Recente Premio Arbasino, Serra ricorda che il lettore è invitato da Peyró a inoltrarsi «non in una serie di medaglioni chiusi e autosufficienti bensì in un percorso in cui ogni voce ne richiama un’altra e tutte confluiscono in un disegno organico, polifonico, ancorché personalissimo». Dalla A alla Z, dunque, o meglio, dalla A alla Y, visto che le 52 voci vanno appunto da Alcol: «Marin e Moira Plant notano il ruolo centrale che l’alcol ha avuto per secoli nella vita britannica: “Ha portato all’ascesa e alla caduta di governi, finanziato guerre, provocato disordini civili e persino atti di terrorismo. Naturalmente ha anche causato innumerevoli ore di gioia”». A Young Fogeys: la gioventù che «di fronte a una modernità opprimente», all’inizio degli anni Ottanta «vestita con gli abiti di flanella del nonno, con un bagaglio che non era altro che l’opera completa di Ruskin e un ombrello col manico di bambù, avanzava con il passo fermo assicurato dalle sue scarpe di Northampton per riportare il mondo all’epoca del suo massimo splendore. L’epoca vittoriana ovviamente».

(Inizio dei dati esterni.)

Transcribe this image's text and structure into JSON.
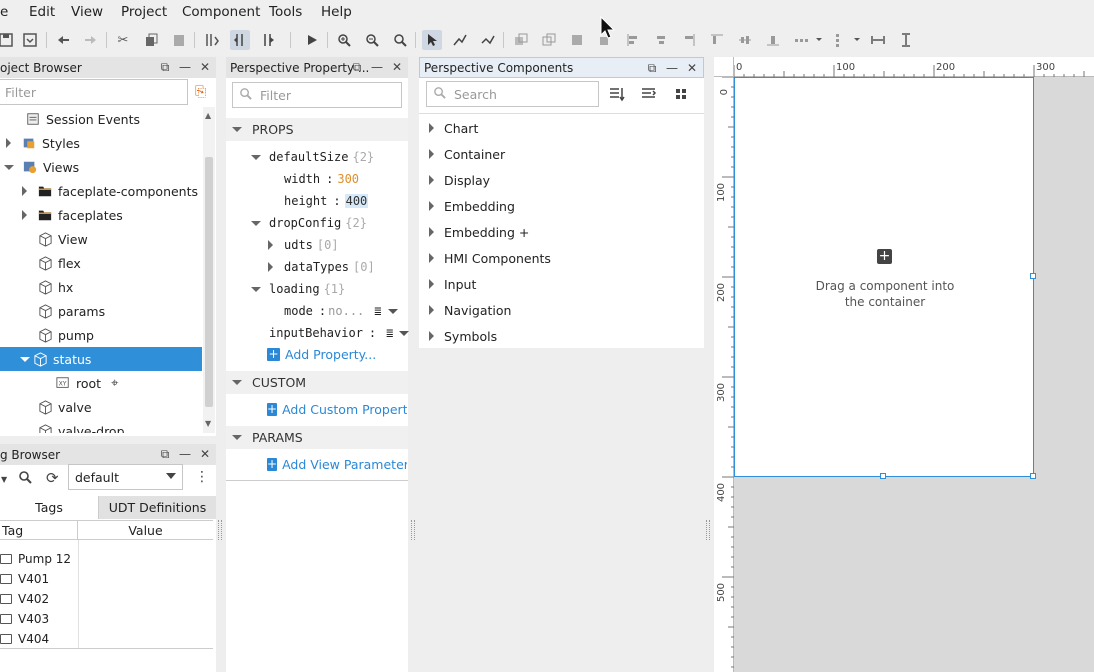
{
  "menu": {
    "file": "e",
    "edit": "Edit",
    "view": "View",
    "project": "Project",
    "component": "Component",
    "tools": "Tools",
    "help": "Help"
  },
  "project_browser": {
    "title": "oject Browser",
    "filter_placeholder": "Filter",
    "items": [
      {
        "label": "Session Events"
      },
      {
        "label": "Styles"
      },
      {
        "label": "Views"
      },
      {
        "label": "faceplate-components"
      },
      {
        "label": "faceplates"
      },
      {
        "label": "View"
      },
      {
        "label": "flex"
      },
      {
        "label": "hx"
      },
      {
        "label": "params"
      },
      {
        "label": "pump"
      },
      {
        "label": "status"
      },
      {
        "label": "root"
      },
      {
        "label": "valve"
      },
      {
        "label": "valve-drop"
      }
    ]
  },
  "tag_browser": {
    "title": "g Browser",
    "provider": "default",
    "tabs": [
      "Tags",
      "UDT Definitions"
    ],
    "columns": [
      "Tag",
      "Value"
    ],
    "rows": [
      "Pump 12",
      "V401",
      "V402",
      "V403",
      "V404"
    ]
  },
  "property_editor": {
    "title": "Perspective Property ...",
    "filter_placeholder": "Filter",
    "sections": {
      "props": "PROPS",
      "custom": "CUSTOM",
      "params": "PARAMS"
    },
    "props": {
      "defaultSize": "defaultSize",
      "defaultSize_count": "{2}",
      "width": "width",
      "width_value": "300",
      "height": "height",
      "height_value": "400",
      "dropConfig": "dropConfig",
      "dropConfig_count": "{2}",
      "udts": "udts",
      "udts_count": "[0]",
      "dataTypes": "dataTypes",
      "dataTypes_count": "[0]",
      "loading": "loading",
      "loading_count": "{1}",
      "mode": "mode",
      "mode_value": "no...",
      "inputBehavior": "inputBehavior",
      "colon": ":"
    },
    "add_property": "Add Property...",
    "add_custom": "Add Custom Property...",
    "add_param": "Add View Parameter..."
  },
  "components_panel": {
    "title": "Perspective Components",
    "search_placeholder": "Search",
    "categories": [
      "Chart",
      "Container",
      "Display",
      "Embedding",
      "Embedding +",
      "HMI Components",
      "Input",
      "Navigation",
      "Symbols"
    ]
  },
  "canvas": {
    "ruler_h": [
      "0",
      "100",
      "200",
      "300"
    ],
    "ruler_v": [
      "0",
      "100",
      "200",
      "300",
      "400",
      "500"
    ],
    "drop_hint_line1": "Drag a component into",
    "drop_hint_line2": "the container",
    "selection_color": "#2f8fd8"
  }
}
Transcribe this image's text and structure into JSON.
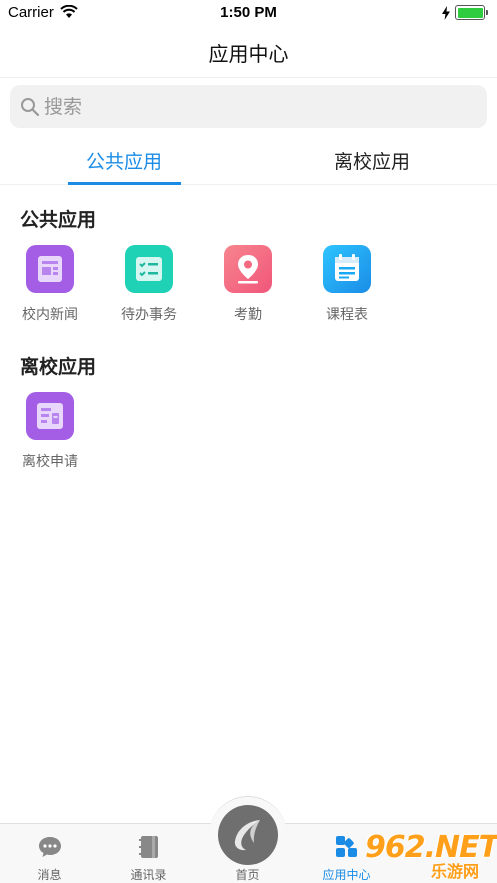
{
  "status_bar": {
    "carrier": "Carrier",
    "time": "1:50 PM"
  },
  "nav": {
    "title": "应用中心"
  },
  "search": {
    "placeholder": "搜索"
  },
  "tabs": [
    {
      "label": "公共应用",
      "active": true
    },
    {
      "label": "离校应用",
      "active": false
    }
  ],
  "sections": [
    {
      "title": "公共应用",
      "apps": [
        {
          "label": "校内新闻",
          "icon": "news-icon",
          "color": "#a45ee6"
        },
        {
          "label": "待办事务",
          "icon": "todo-icon",
          "color": "#1fd1b5"
        },
        {
          "label": "考勤",
          "icon": "location-pin-icon",
          "color": "#f76b82"
        },
        {
          "label": "课程表",
          "icon": "calendar-icon",
          "color": "#1aa9f5"
        }
      ]
    },
    {
      "title": "离校应用",
      "apps": [
        {
          "label": "离校申请",
          "icon": "application-form-icon",
          "color": "#a45ee6"
        }
      ]
    }
  ],
  "tab_bar": {
    "items": [
      {
        "label": "消息",
        "icon": "chat-bubble-icon"
      },
      {
        "label": "通讯录",
        "icon": "contacts-book-icon"
      },
      {
        "label": "首页",
        "icon": "home-logo-icon"
      },
      {
        "label": "应用中心",
        "icon": "app-grid-icon",
        "active": true
      }
    ]
  },
  "watermark": {
    "big": "962.NET",
    "small": "乐游网"
  },
  "colors": {
    "accent": "#1a8ce6",
    "battery": "#2fcc3f"
  }
}
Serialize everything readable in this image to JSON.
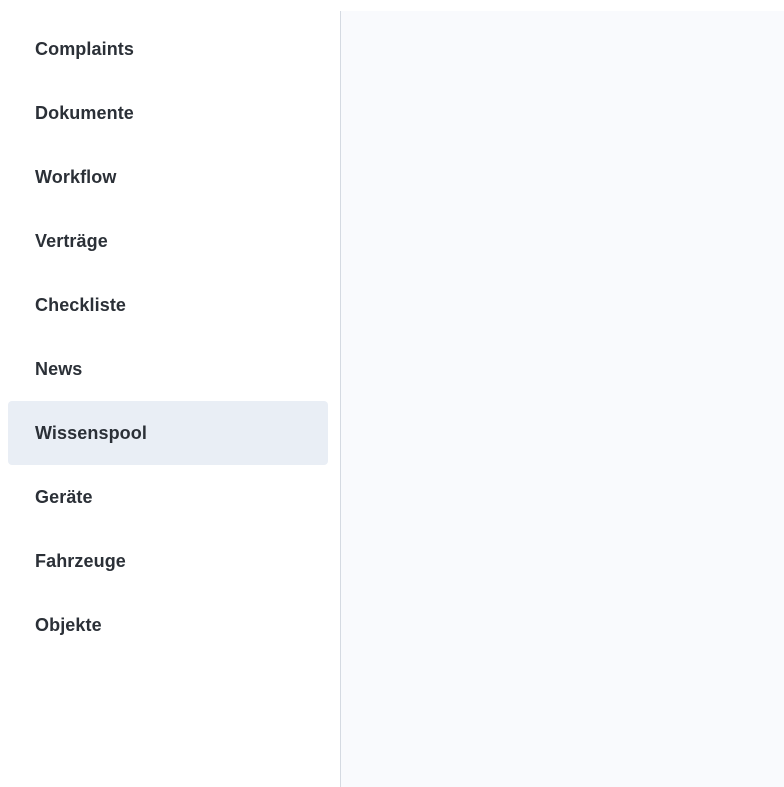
{
  "sidebar": {
    "items": [
      {
        "label": "Complaints",
        "active": false
      },
      {
        "label": "Dokumente",
        "active": false
      },
      {
        "label": "Workflow",
        "active": false
      },
      {
        "label": "Verträge",
        "active": false
      },
      {
        "label": "Checkliste",
        "active": false
      },
      {
        "label": "News",
        "active": false
      },
      {
        "label": "Wissenspool",
        "active": true
      },
      {
        "label": "Geräte",
        "active": false
      },
      {
        "label": "Fahrzeuge",
        "active": false
      },
      {
        "label": "Objekte",
        "active": false
      }
    ]
  },
  "colors": {
    "active_background": "#e9eef5",
    "text": "#2b3037",
    "divider": "#d5dae2",
    "content_background": "#f9fafd"
  }
}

E poi le cabine telefoniche rosse e le cassette postali il Big Ben, monumento più famoso. La rivalità tra Cambridge e Oxford. I cappelli e gli ombrelli. L’impero, la monarchia e la Union Jack. Dall’English Gentleman, il tipo di uomo perfetto difficile da definire, ai pub, locali che sono il cuore dell’Inghilterra. Dal rugby con le regole di un antico codice d’onore al tè, la sostanza medicinale più importante e potente della Terra, che ha avuto il merito di aver trasformato gli inglesi da un popolo di umori bellicosi a uno di raffinata civiltà.